Norah wyraźnie się ucieszyła i skorzystała z zaproszenia.
- Przyszłam, bo kiedyś obiecałeś mi, że nauczysz mnie zaklęcia Patronusa – powiedziała, gdy Harry zamknął drzwi.
- Och, tak! Ale mmm… teraz?
- Jesteś zajęty? – zapytała szybko. Pokręcił głową.
- Nie, właściwie to… w porządku – uśmiechnął się uprzejmie i wyjął różdżkę.

Norah okazała się pojętną uczennicą i mimo, że ćwiczyli „na sucho”, w zadziwiająco krótkim czasie udało jej się wyczarować Patronusa.
- Naprawdę nieźle – komentował Harry, obserwując jak srebrny kruk lata po wnętrzu jego gabinetu. Norah uśmiechała się radośnie.
- Nie wierzę! – zawołała klaszcząc w ręce – Dziękuję, Harry! Naprawdę… dziękuję.
Harry nie wiedział, kiedy znalazła się tuż przed nim, ani kiedy zaczęła zawzięcie mrugać długimi rzęsami. W następnej chwili stanęła na palcach i dotknęła jego ust swoimi. Miał wrażenie, że dostał jakąś klątwą. Nie mógł jej odepchnąć, ani racjonalnie myśleć. I czy można go było za to winić? Na Merlina, była atrakcyjną, młodą kobietą, a jego zmysły… cóż, reagowały na to.
                W końcu jednak Norah odsunęła się od niego a na jej twarzy odmalowało się przerażenie.
- Harry, przepraszam! – zawołała cicho – Nie wiem co mi odbiło!
Harry machinalnie poprawił okulary.
- Chyba powinnaś już iść – powiedział spokojnie. Norah posłała mu jeszcze przerażone spojrzenie, a potem wypadła z jego gabinetu.
- Hermiona mnie zabije – mruknął Harry, rzucając się na sofę.  
                                                                             *
                Lucy szła przez zamek z rozmarzoną miną. Całe sobotnie przedpołudnie spędziła na błoniach z Cameronem. A teraz nie mogła się pozbyć niemądrego uśmiechu. Ale wystarczyło, że przeszła jeden korytarz, by zbladł.
                 Ethan i Mason, koledzy Camerona, którzy zawsze patrzyli na nią z niechęcią opierali się o najbliższą ścianę, spoglądając na nią wyczekująco.
- Cześć, Lucy! – zawołał Ethan, a ona mimowolnie się zatrzymała – Wracasz z randki?
- Czego chcecie? – zapytała zła i przestraszona jednocześnie. Mason wzruszył teatralnie ramionami.
- Porozmawiać? Lepiej się poznać?
- Po co? – zapytała zdumiona, podskórnie czując, że nie mają dobrych zamiarów.

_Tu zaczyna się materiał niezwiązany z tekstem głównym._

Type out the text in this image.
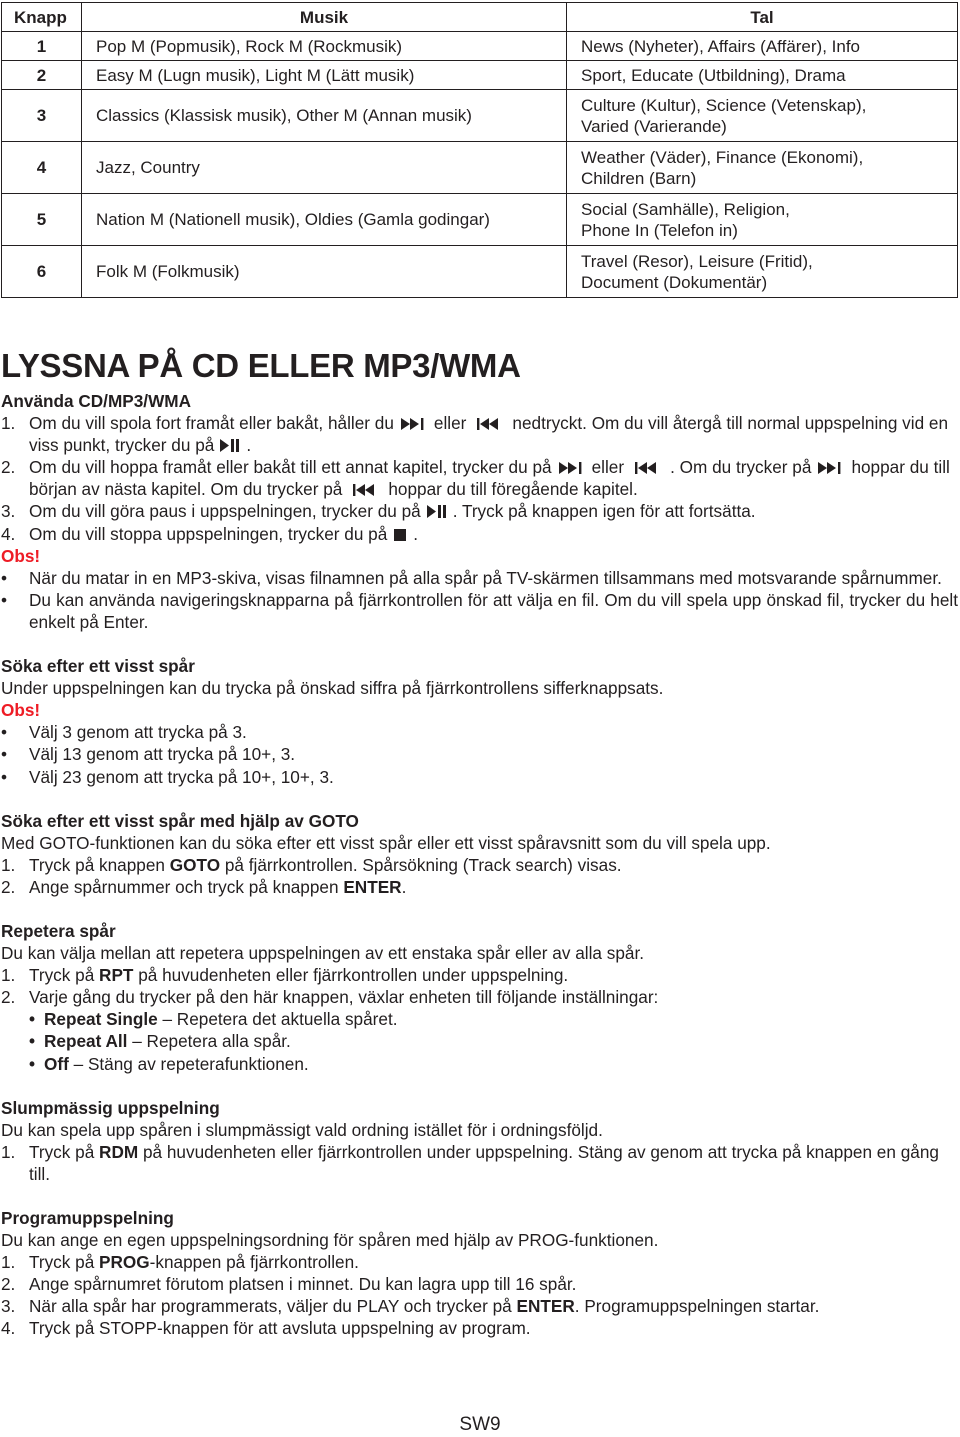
Knapp	Musik	Tal
1	Pop M (Popmusik), Rock M (Rockmusik)	News (Nyheter), Affairs (Affärer), Info

2	Easy M (Lugn musik), Light M (Lätt musik)	Sport, Educate (Utbildning), Drama

3	Classics (Klassisk musik), Other M (Annan musik)	Culture (Kultur), Science (Vetenskap),
Varied (Varierande)

4	Jazz, Country	Weather (Väder), Finance (Ekonomi),
Children (Barn)

5	Nation M (Nationell musik), Oldies (Gamla godingar)	Social (Samhälle), Religion,
Phone In (Telefon in)

6	Folk M (Folkmusik)	Travel (Resor), Leisure (Fritid),
Document (Dokumentär)
LYSSNA PÅ CD ELLER MP3/WMA
Använda CD/MP3/WMA
1. Om du vill spola fort framåt eller bakåt, håller du eller	nedtryckt. Om du vill återgå till normal uppspelning vid en viss punkt, trycker du på .
2. Om du vill hoppa framåt eller bakåt till ett annat kapitel, trycker du på eller	. Om du trycker på hoppar du till början av nästa kapitel. Om du trycker på	hoppar du till föregående kapitel.
3. Om du vill göra paus i uppspelningen, trycker du på . Tryck på knappen igen för att fortsätta.
4. Om du vill stoppa uppspelningen, trycker du på .
Obs!
•	När du matar in en MP3-skiva, visas filnamnen på alla spår på TV-skärmen tillsammans med motsvarande spårnummer.
•	Du kan använda navigeringsknapparna på fjärrkontrollen för att välja en fil. Om du vill spela upp önskad fil, trycker du helt enkelt på Enter.
Söka efter ett visst spår
Under uppspelningen kan du trycka på önskad siffra på fjärrkontrollens sifferknappsats.
Obs!
•	Välj 3 genom att trycka på 3.
•	Välj 13 genom att trycka på 10+, 3.
•	Välj 23 genom att trycka på 10+, 10+, 3.
Söka efter ett visst spår med hjälp av GOTO
Med GOTO-funktionen kan du söka efter ett visst spår eller ett visst spåravsnitt som du vill spela upp.
1. Tryck på knappen GOTO på fjärrkontrollen. Spårsökning (Track search) visas.
2. Ange spårnummer och tryck på knappen ENTER.
Repetera spår
Du kan välja mellan att repetera uppspelningen av ett enstaka spår eller av alla spår.
1. Tryck på RPT på huvudenheten eller fjärrkontrollen under uppspelning.
2. Varje gång du trycker på den här knappen, växlar enheten till följande inställningar:
• Repeat Single – Repetera det aktuella spåret.
• Repeat All – Repetera alla spår.
• Off – Stäng av repeterafunktionen.
Slumpmässig uppspelning
Du kan spela upp spåren i slumpmässigt vald ordning istället för i ordningsföljd.
1. Tryck på RDM på huvudenheten eller fjärrkontrollen under uppspelning. Stäng av genom att trycka på knappen en gång till.
Programuppspelning
Du kan ange en egen uppspelningsordning för spåren med hjälp av PROG-funktionen.
1. Tryck på PROG-knappen på fjärrkontrollen.
2. Ange spårnumret förutom platsen i minnet. Du kan lagra upp till 16 spår.
3. När alla spår har programmerats, väljer du PLAY och trycker på ENTER. Programuppspelningen startar.
4. Tryck på STOPP-knappen för att avsluta uppspelning av program.
SW9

- Lucy, Lucy… - zaśpiewał Ethan – Jesteś „dziewczyną” – wyartykułował kpiąco – naszego przyjaciela. Powinniśmy coś o sobie wiedzieć! Albo nie – dodał nagle, jakby coś sobie przypomniał – Raczej ty powinnaś coś wiedzieć o Camie.
Lucy zrobiła wielkie oczy. Bardzo chciała stamtąd pójść..
- Nasz drogi kolega nie opowiada ci pewnie wszystkich szczegółów ze swojego barwnego życia – dodał Mason – Pewnie zapomniał na przykład wspomnieć jak dobrze bawił się podczas ostatniej imprezy?
Usta Lucy zadrżały.
- Oczywiście nie sam – wtrącił szybko Ethan – ale kto by spamiętał imiona tych wszystkich dziewczyn!
- Tylko z ostatniej imprezy – dodał Mason – z innych można by spisać książkę.
- Czego ode mnie chcecie? – zapytała Lucy, teraz już drżąc na całym ciele. Mason przestał się kpiąco uśmiechać i zrobił krok w jej stronę.
- Żebyś dała mu spokój – warknął, a ona odruchowo cofnęła się do tyłu – Za wysokie progi, kujonko! Odczep się od Cama, albo zamienię twoje nudne życie w bardzo niemiłe nudne życie!
- Daj mi spokój, nic ci nie zrobiłam! – pisnęła, wciąż się cofając.
- Ale my zrobimy tobie. Jasne?
Lucy zamrugała szybko powiekami, a potem odwróciła się i puściła biegiem przez korytarz, odprowadzana głośnym śmiechem Gryfonów.
- Cameron by nas zabił – mruknął Ethan, gdy skończyli się śmiać.
- Bo mu namieszała w mózgu! – warknął Mason – Musi wrócić do normalności.
- A co jeśli mu powie? – zapytał jeszcze Ethan, gdy ruszyli korytarzem.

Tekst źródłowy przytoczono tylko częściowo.